For our purposes, the listing fish is a good example of the affirmational voice of vitalism, celebrating life even in the midst of hardship, distortion, pain, and abnormality.
For the purposes of this article and the experimental results it describes, we need not concern ourselves with four types of vitalist humor but only with the fact that the VHT in each question pitted a joke representing the affirmational voice of the type with a joke representing the defiant voice of the same type.
Hypotheses and Counterintuitive Results
Preliminarily, we might hypothesize that good health is related to the voice of vitalist humor, and, given predilections toward positivism, we might hypothesize that a healthy audience is more likely to appreciate the affirmational voice than the defiant voice.
Accepting the CLCW participants as representing people of better than average health, the preliminary results of our testing do not support such a hypothesis. There was, in fact, a group-wide preference for the defiant form over the affirmational despite the test’s attempt to find “equally funny” representatives of both voices. This is perhaps the result of
the test designers’ relative inexperience in dealing with vitalist humor compared to humor of the mind.
A second possibility, however, is that the largely older population sampled is also, by that fact, more challenged in health and more directly confronted by death than a younger audience would be. Perhaps as we age and health and death issues become more real to us, the defiant voice becomes more appreciated than earlier in life. (Anecdotally, note young people’s ability to delight in puppies, kittens, and the like with their strong affirmational voice.)

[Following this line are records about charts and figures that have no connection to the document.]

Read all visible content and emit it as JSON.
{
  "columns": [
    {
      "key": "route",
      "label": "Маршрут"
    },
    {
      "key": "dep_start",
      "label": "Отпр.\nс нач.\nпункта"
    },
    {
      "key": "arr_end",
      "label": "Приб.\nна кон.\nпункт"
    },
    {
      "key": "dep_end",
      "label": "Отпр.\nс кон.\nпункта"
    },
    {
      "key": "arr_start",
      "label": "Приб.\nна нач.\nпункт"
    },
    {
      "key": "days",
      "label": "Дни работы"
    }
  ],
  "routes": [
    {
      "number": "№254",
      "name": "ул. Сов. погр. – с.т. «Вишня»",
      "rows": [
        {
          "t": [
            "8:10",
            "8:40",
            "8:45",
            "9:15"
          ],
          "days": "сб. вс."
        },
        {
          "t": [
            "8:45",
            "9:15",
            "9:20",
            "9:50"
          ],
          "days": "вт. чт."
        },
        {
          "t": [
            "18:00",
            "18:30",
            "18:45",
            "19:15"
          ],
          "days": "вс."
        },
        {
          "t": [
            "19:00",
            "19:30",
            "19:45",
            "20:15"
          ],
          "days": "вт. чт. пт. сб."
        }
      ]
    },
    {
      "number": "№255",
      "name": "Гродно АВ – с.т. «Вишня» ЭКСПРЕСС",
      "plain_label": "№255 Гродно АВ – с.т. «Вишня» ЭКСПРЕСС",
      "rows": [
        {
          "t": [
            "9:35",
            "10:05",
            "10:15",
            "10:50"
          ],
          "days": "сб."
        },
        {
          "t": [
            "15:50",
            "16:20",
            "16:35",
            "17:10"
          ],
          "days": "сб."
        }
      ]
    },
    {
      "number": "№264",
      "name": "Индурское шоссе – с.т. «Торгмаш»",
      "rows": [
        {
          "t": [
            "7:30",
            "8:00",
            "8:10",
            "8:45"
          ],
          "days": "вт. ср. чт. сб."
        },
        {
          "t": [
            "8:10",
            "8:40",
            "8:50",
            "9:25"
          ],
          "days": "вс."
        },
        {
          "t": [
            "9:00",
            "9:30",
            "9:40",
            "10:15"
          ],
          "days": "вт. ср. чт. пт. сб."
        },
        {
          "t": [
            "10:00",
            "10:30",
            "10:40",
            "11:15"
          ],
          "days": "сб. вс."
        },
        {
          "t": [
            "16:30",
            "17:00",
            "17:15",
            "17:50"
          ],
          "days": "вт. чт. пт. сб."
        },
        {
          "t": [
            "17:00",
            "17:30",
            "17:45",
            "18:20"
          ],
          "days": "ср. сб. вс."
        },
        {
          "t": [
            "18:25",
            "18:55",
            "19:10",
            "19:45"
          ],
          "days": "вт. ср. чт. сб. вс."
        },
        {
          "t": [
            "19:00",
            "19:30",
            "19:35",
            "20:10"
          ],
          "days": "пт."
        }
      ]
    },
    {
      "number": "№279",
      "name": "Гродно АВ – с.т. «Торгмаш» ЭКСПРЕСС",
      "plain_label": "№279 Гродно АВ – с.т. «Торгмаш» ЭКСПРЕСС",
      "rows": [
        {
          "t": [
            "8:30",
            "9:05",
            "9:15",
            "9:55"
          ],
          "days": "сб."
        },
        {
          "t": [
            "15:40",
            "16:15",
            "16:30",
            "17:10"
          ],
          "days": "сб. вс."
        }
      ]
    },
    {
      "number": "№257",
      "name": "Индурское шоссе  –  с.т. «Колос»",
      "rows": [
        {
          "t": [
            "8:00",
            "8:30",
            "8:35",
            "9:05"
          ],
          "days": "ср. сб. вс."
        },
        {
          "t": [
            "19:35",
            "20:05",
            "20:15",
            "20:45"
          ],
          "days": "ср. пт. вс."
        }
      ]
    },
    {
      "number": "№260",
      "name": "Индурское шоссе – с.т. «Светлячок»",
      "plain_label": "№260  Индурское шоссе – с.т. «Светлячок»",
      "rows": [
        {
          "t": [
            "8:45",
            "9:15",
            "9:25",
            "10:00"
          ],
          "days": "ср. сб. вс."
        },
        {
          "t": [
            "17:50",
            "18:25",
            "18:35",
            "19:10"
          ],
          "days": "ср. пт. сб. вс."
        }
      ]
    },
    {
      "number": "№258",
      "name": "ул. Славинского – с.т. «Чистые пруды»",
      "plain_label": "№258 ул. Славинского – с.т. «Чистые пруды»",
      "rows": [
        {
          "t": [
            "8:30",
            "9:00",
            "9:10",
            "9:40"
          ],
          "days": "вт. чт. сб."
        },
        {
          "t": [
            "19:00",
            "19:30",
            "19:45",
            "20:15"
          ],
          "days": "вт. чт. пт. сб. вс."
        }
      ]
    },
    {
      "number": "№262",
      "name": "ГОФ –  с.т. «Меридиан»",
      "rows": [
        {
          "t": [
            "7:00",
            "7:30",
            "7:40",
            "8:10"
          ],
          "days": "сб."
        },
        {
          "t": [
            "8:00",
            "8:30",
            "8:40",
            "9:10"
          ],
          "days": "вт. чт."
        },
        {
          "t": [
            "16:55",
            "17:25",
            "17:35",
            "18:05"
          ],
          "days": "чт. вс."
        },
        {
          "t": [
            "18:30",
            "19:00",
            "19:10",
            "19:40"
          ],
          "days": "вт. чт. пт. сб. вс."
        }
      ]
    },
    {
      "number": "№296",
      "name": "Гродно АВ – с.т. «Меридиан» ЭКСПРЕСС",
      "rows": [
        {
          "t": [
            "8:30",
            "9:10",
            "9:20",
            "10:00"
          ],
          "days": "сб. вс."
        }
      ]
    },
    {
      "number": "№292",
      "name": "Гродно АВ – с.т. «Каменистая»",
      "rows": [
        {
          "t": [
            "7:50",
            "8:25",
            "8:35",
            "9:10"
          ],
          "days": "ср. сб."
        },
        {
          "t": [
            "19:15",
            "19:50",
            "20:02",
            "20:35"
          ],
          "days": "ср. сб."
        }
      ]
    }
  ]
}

Plans to norm the VHT against Winona State traditional college-aged students next year are currently being made, and we expect to report in HQN as that evidence accumulates.
A second test was conducted which asked if respondents’ preference for the defiant or the affirmational voice was at all related to their health attitudes, specifically their self-consoling thoughts in the midst of health challenges.
At Central Lutheran, the overwhelmingly most common self-consoling thought in health crises was to “count your blessings,” 82% indicating its preference to all other responses. It can be assumed that this response has theological bases in Lutheranism, including the chorus much favored in the older generation, “Count Your Blessings, Name Them One by One.” This response was so universal that the problem for research is having enough non-Counting Blessing responses to say anything significant.
However, with a total of 49 participants 9 of whom did not choose the Count Your Blessings option, a significant result appeared nevertheless. All of those not choosing the option were in the medial to slightly above medial range of affirmational versus defiant humor responses (p <.03 ). Perhaps more importantly, all of the extreme affirmational and defiant respondents counted their blessings.
As a very preliminary result, this suggests that vitalist humor differences, at a minimum, are indeed related to attitudes toward health and, therefore, may be a promising line of inquiry for the relationship between humor and health itself. It must be reemphasized that the results cited here are from a deliberately non-representative group of Americans and that results will likely vary widely between such specially-sorted samples.